After that come to find out my 3rd grade teacher had horses and her daughter gave lessons. I rode a horse named Leo to start out with in a round pen for a while. When I was ready, I rode a 2 year old stallion named Willy sweetest thing on earth! He was calmer than Leo and Leo was 7 years old. But after that I rode Poise a 20 year old doll. She was an ex barrel racer, jumper, and western pleasure horse from Texas. We had so much fun on the trails trading off on these horses. We even went on a big trail ride with alot of people. Leo ran off with me but it was fun any way. It was all fine and dandy till my teacher (owner of the horses) had back problems and couldn't care for the horses no longer. Leo and his brother Cody (the horse my mom rode) sold first then the others. I was heart broken till a while later my mom met a dog groomer who had horses and gave english lessons. I had allways wanted to try english and I was soon taking lessons there. I rode a big red horse named Wolfie for a while, then went on a fat roan mare named Cassie. We jumped and did dressage but nothing fancy becuase to tell you the truth, that horse needed work! But I still loved to ride and then we started talking about 4-H. Heres were things fell!
We had a 4-H group all made up my instructor was the leader and after the first two meetings she cancelled two more.
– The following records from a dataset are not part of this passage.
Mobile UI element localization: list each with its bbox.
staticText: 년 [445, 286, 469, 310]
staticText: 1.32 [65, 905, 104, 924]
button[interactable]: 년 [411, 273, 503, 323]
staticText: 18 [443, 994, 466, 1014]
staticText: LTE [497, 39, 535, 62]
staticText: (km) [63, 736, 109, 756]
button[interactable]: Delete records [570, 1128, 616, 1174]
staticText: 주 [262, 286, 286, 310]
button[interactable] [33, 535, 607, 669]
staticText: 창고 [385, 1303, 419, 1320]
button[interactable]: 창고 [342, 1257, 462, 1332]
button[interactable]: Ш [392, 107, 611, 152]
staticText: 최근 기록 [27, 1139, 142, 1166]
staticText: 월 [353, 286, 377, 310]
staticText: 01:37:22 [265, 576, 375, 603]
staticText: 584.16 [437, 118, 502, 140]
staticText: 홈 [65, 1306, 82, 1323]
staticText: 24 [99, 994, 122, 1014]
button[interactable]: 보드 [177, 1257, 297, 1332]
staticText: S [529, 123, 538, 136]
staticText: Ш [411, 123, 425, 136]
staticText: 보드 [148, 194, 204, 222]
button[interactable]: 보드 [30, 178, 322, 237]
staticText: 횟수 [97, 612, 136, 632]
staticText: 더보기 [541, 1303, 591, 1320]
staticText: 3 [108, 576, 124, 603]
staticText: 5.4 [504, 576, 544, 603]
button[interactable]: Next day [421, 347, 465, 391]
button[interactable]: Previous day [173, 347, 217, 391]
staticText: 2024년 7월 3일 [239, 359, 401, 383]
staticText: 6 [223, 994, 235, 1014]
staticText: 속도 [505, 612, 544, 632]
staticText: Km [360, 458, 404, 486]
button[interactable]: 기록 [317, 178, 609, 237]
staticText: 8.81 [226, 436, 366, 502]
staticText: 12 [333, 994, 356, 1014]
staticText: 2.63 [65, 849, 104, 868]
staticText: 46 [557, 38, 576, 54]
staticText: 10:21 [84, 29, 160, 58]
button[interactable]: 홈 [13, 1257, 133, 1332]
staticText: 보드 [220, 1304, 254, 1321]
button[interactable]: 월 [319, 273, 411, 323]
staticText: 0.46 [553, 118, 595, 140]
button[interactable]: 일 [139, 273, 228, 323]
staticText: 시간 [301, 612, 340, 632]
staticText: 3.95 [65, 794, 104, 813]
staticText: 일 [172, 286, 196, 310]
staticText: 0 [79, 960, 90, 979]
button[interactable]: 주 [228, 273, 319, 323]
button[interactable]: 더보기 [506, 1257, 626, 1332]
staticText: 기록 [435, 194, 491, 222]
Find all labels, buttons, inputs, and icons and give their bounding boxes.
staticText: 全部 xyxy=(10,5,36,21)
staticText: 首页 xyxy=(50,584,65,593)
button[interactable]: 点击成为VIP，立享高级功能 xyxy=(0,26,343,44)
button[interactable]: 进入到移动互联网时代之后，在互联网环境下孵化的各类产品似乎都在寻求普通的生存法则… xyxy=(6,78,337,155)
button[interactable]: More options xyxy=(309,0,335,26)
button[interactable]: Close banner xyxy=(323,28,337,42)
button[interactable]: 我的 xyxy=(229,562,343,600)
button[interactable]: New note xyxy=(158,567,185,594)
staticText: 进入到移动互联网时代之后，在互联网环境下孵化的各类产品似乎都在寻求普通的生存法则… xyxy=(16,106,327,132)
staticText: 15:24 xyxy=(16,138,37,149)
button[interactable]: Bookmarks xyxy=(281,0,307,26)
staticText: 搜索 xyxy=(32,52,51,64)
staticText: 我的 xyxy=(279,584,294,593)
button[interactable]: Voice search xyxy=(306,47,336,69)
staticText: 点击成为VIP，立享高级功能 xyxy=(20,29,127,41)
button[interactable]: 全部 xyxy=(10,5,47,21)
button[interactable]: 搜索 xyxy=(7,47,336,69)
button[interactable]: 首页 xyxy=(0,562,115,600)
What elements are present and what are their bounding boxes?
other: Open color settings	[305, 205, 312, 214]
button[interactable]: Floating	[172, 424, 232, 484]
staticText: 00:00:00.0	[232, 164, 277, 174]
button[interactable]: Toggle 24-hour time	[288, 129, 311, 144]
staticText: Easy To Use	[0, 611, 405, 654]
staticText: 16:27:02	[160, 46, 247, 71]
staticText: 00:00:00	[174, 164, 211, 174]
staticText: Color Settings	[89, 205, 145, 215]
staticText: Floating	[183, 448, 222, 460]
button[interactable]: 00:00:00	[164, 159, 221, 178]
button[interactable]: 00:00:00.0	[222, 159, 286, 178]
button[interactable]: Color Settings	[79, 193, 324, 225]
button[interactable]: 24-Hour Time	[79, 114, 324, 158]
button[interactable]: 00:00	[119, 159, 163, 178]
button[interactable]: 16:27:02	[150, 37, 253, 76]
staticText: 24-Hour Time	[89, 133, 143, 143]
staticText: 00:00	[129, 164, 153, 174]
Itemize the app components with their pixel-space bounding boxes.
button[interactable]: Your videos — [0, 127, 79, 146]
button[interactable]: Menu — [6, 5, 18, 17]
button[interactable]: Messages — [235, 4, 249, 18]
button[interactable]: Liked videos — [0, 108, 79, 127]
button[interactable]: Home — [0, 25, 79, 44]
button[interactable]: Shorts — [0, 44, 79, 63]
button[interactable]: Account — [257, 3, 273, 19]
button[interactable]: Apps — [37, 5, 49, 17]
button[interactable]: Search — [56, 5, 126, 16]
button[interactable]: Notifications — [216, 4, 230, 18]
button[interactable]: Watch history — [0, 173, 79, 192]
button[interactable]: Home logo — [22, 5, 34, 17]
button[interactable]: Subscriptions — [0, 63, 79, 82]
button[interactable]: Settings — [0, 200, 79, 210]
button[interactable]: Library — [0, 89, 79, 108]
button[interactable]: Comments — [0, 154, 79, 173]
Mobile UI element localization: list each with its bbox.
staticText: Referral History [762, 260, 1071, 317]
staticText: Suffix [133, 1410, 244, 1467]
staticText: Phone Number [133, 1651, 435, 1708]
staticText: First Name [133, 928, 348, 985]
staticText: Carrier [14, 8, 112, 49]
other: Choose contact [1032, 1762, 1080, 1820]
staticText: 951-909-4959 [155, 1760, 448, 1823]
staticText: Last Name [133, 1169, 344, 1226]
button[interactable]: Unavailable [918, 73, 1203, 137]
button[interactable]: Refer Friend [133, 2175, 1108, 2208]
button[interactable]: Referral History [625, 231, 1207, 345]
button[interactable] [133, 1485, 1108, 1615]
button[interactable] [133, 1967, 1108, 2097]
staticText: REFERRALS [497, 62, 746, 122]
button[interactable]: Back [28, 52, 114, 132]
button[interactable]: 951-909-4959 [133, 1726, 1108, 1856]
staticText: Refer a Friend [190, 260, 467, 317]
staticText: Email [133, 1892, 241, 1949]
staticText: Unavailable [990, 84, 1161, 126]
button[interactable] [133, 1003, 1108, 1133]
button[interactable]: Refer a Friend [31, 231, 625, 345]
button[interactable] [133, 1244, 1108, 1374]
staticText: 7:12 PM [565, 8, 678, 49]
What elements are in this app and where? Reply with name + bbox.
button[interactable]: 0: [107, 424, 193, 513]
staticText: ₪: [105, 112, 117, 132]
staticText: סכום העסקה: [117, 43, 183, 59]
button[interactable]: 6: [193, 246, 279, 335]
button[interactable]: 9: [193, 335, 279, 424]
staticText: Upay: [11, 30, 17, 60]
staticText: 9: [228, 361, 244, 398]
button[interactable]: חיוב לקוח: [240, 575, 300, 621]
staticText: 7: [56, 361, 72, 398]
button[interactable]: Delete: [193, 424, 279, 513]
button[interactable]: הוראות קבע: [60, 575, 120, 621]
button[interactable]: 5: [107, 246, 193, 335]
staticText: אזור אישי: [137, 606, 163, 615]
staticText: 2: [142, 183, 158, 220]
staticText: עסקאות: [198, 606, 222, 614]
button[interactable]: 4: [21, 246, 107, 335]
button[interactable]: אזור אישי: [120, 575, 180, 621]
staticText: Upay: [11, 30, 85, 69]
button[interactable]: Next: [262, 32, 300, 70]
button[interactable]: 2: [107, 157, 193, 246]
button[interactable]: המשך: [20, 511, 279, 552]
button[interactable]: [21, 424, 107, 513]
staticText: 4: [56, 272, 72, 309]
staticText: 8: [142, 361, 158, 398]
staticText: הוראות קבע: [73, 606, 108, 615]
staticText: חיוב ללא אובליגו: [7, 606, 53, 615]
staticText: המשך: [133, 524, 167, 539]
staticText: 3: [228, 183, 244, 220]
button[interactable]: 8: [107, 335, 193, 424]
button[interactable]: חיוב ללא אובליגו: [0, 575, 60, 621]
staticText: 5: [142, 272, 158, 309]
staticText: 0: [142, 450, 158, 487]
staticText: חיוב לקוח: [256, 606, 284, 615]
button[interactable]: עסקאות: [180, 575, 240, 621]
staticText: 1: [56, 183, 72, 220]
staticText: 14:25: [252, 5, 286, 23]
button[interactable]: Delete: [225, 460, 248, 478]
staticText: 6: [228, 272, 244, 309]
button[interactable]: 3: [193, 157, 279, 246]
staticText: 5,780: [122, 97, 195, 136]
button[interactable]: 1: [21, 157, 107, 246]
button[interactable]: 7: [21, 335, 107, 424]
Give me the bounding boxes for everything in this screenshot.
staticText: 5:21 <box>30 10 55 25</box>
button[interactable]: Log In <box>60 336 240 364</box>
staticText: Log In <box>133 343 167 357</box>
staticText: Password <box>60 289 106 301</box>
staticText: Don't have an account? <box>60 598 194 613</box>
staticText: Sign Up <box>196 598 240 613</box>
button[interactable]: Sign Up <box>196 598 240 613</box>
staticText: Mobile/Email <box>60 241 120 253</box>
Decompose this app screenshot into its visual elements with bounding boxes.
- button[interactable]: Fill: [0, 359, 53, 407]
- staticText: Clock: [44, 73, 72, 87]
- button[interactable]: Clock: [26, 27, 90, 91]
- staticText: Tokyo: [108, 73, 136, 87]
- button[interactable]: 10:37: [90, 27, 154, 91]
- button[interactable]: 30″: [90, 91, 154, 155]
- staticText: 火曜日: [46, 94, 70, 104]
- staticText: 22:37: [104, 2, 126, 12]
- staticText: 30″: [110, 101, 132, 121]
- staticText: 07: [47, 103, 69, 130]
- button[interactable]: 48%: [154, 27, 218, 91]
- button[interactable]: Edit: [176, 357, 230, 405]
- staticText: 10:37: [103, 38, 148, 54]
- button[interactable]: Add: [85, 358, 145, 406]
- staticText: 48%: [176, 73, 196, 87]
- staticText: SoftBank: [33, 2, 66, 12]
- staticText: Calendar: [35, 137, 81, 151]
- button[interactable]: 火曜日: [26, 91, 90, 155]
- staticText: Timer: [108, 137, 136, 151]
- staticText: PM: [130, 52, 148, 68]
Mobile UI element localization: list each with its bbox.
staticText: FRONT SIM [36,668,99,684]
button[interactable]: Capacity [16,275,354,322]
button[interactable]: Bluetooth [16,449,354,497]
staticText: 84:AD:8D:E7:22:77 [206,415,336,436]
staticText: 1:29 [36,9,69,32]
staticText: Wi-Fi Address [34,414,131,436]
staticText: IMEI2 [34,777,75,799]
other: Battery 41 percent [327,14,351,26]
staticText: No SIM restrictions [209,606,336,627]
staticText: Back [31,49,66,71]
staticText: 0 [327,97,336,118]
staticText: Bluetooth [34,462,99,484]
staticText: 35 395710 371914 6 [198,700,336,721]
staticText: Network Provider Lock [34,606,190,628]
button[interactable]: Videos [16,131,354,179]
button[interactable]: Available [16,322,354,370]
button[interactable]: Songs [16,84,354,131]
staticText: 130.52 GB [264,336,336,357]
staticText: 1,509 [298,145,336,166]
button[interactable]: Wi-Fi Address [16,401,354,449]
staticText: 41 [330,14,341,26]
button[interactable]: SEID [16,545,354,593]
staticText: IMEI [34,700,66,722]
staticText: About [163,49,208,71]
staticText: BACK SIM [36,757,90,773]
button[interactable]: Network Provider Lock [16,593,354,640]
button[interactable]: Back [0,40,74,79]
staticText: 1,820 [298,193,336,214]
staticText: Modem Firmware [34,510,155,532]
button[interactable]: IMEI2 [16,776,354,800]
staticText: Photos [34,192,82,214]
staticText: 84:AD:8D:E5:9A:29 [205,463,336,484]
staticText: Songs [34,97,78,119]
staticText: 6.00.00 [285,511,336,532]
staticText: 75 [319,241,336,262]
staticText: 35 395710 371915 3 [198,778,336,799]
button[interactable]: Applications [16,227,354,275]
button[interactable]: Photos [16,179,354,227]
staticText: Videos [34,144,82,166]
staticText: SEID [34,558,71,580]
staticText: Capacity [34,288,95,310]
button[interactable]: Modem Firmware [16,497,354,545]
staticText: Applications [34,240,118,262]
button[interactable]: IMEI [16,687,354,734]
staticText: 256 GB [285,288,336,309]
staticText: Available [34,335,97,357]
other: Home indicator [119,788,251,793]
Then we found out we couldn't go to the fair becuase we didn't have the papers to turn in June 1st we were heart broken and it had been the second time to be heart broken for me!
I had been riding for 6 years and finnaly my parents decided it was time to get a horse! I was so happy becuase it was such a huge deal for me! None of my friends cared becuase horses wern't there thing but I didn't care I was getting my own horse!
We looked at about 5 horses and then I rode Belle we just kinda connected and I knew I had to get her! We started a 'Horsey Fund' lol to raise money to buy Janie Belle and every cent I earned went into it. The day I bought Janie Belle had to be the best day in a long time and I still say my best friend is a friend that doesn't speak.~


----------